Harris tells CNBC Make It via email that he jumped ship because he knew he couldn't build his product in a big company environment. It's hard for large corporations to "take a risk and bet deeply on a new unproved product category," he explains.
Now, his Seattle-headquartered start-up has 75 employees and clients like Cisco, Slack, the NBA, Intel, Expedia, Bloomberg and Johnson and Johnson. (Textio declines to share revenue numbers.)
And Harris has learned a thing or two about start-up life. In series of tweets, published in April, he revealed what he wishes he'd known before leaving the corporate world.
His first tweet, giving advice for "Microgoogfaceforceazon" (Microsoft, Google, Facbook, etc.) employees looking to make a change, has been "favorited" more than 5,600 times.

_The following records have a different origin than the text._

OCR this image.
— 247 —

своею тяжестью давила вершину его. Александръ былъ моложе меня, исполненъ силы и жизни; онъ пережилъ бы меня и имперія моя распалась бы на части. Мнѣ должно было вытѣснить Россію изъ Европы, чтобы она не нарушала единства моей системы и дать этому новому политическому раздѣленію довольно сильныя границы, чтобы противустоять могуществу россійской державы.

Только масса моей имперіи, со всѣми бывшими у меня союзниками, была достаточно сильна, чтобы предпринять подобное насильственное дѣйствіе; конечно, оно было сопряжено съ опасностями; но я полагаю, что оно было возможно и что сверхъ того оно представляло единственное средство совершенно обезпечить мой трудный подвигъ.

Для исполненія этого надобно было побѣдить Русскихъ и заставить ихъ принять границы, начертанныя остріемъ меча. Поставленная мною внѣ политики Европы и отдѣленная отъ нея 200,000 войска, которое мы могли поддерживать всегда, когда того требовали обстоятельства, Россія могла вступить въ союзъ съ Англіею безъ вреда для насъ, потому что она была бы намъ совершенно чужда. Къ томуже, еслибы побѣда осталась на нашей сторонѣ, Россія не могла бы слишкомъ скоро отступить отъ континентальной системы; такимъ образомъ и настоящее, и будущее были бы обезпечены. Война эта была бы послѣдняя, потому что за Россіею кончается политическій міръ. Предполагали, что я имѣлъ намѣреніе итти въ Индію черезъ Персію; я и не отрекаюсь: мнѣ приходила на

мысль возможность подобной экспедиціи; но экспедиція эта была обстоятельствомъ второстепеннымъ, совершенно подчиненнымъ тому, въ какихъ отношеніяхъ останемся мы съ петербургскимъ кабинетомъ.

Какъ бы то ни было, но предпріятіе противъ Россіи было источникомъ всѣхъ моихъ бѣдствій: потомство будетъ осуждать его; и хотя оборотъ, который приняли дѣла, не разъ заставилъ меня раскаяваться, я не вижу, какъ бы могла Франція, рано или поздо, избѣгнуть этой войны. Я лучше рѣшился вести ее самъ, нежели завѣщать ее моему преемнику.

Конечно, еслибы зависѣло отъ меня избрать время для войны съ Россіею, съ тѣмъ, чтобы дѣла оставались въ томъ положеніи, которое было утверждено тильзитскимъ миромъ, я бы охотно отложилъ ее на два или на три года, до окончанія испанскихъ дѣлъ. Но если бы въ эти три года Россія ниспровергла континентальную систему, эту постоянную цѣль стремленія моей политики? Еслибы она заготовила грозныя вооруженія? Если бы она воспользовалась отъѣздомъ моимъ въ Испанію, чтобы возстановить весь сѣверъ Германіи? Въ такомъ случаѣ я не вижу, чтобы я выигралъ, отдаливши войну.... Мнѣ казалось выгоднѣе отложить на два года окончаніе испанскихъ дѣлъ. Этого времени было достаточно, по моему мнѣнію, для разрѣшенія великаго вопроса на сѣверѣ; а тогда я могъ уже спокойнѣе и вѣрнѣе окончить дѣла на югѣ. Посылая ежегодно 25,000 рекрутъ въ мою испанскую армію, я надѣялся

Here's what Harris has to say:
1. You're going to make less money at first
If cash is your first priority, don't go to a start-up. "Seriously… it's ok. Startups are not for everyone," Harris says.
2. Your resume should highlight experiences beyond just your corporate role
Internal corporate awards don't mean much to the rest of the world, says Harris.
3. When interviewing at a start-up, it's crucial to talk about yourself, not your team
That doesn't mean you should take credit for what you didn't do, says Harris. Be clear about your contribution.
4. Curiosity to learn new things is crucial
"Your company is not in control of your learning. Prove that you're curious by actions, not words," says Harris.
5. A start-up wants someone who can produce, not just manage
If you don't want "to be on the frontlines," then keep your corporate gig, says Harris.
6. You shouldn't apologize for your time in the corporate world — you have some great experience
Harris says leaving a big company to join a start-up can be a breath of fresh air personally and professionally, as long as you are aware of what you are doing and why.